社長さんは、よくこう言います。
「うちでは高い給料が払えない」 「だからいい人材が来ない、いい人材がいない」と。
確かに、一理あります。
でも、それだけが理由でしょうか?
それを理由に、教育することを、かまってあげることを、怠けていないでしょうか?
お金で報いてあげられないのであれば、何で報いてあげればいいのでしょうか?
話は変わりますが、自分の給料に不満を持っている従業員は多いです。
社長さんの口からも、「うちの従業員は、いつも給料について不満を漏らすんだよな・・・」という言葉が出ます。
そして、「中小企業なんだからしょうがないだろう」と結論付けます。
最近思うんです。
給料に対して不満を持つ時ってどういう時だろう・・・と。
それは、給料に不満があるのではなく、会社に対して不満があるとき、、、なのではないかと。
つまり、コミュニケーションが不足しているから、それを求めて、つい言いやすい、わかりやすい給料の話で不満をぶつけているのではないかと思うのです。
要は、自分はこんなに会社に貢献しているのに、認めてくれない。だからいつまでたっても給料が上がらないんだ、と。
本当の不満は、「認めてもらっていない」「認めてもらえていないと思い込んでいる」ことにあるのではないか。

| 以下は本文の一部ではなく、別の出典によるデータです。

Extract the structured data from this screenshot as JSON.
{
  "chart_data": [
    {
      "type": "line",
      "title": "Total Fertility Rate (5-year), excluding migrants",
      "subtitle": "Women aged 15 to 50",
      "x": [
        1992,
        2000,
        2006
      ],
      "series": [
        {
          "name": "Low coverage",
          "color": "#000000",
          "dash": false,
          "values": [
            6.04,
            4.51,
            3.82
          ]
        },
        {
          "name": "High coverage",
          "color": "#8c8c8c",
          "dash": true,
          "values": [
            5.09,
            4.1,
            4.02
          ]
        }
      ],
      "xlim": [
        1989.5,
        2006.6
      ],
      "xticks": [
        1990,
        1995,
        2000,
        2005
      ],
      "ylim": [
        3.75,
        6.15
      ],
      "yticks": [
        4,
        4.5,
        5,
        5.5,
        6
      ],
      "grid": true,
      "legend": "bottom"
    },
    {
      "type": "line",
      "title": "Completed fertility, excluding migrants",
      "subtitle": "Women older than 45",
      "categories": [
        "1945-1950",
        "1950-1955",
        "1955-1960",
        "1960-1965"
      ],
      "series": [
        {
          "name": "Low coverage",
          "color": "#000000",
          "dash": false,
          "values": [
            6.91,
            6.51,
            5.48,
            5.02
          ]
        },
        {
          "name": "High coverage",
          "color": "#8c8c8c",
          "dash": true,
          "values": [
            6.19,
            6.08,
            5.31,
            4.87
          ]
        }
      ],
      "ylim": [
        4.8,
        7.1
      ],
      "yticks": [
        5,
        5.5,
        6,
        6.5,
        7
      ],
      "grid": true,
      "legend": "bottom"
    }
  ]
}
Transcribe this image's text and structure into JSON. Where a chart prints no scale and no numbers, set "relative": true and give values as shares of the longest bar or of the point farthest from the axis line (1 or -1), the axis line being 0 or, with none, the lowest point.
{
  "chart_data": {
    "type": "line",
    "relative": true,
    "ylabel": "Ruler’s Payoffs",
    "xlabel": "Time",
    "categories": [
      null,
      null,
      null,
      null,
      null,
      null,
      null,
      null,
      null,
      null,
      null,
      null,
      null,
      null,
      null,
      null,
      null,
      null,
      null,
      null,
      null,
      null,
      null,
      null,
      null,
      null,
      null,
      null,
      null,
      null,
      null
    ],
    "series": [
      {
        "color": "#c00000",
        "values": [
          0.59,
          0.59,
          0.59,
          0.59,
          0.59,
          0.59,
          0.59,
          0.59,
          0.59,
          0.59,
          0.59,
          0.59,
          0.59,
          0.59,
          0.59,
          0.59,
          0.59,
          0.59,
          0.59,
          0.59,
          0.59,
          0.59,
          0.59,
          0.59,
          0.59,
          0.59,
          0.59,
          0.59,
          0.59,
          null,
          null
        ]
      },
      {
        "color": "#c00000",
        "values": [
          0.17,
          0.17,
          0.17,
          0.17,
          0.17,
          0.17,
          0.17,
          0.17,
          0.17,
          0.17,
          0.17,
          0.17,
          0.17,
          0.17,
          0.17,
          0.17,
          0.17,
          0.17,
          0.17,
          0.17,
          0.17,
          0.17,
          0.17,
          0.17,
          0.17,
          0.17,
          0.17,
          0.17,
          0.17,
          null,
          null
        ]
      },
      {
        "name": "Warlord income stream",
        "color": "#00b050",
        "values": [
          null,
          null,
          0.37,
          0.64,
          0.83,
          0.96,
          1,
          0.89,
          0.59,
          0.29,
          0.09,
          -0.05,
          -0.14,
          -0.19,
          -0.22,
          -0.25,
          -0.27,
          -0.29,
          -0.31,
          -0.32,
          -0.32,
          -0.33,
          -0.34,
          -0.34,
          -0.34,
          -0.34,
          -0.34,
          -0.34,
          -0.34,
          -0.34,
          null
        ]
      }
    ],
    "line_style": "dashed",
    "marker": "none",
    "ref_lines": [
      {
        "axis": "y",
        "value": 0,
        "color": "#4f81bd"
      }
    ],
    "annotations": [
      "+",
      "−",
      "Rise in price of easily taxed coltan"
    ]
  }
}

社長さんと話をしていると、いい意味でも悪い意味でも従業員さんの評価の話になります。そして「そのことを従業員さんに直接伝えていますか?」と聞くと、「伝えている」と答える社長さんはほぼ0です。
従業員の立場に立つと、自分がどう思われているのかすごく気になると思うのです。
どこが良くて、どこがダメで、今後どうすればいいのか。
会社は自分のことをどう思っているのか。
そのコミュニケーションがなければ、それを測る術は「給料」や「賞与」というものしかない。
たとえば、昇給が少なければ、「自分の評価は悪いんだ」と思いこむ。
確かに昇給額は少ないけれど、みんなの中では一番高かったとしても、それを本人に伝えなければその人は腐ったまま。もしかして、離職してしまうかもしれない。
コミュニケーションが出来ていない会社ほど、「給料」に対する不満が大きいのかもしれないなと思うようになりました。なぜなら、そういう会社さんほど、相場に比べて「高い給料を払っているのに」と思えるからです。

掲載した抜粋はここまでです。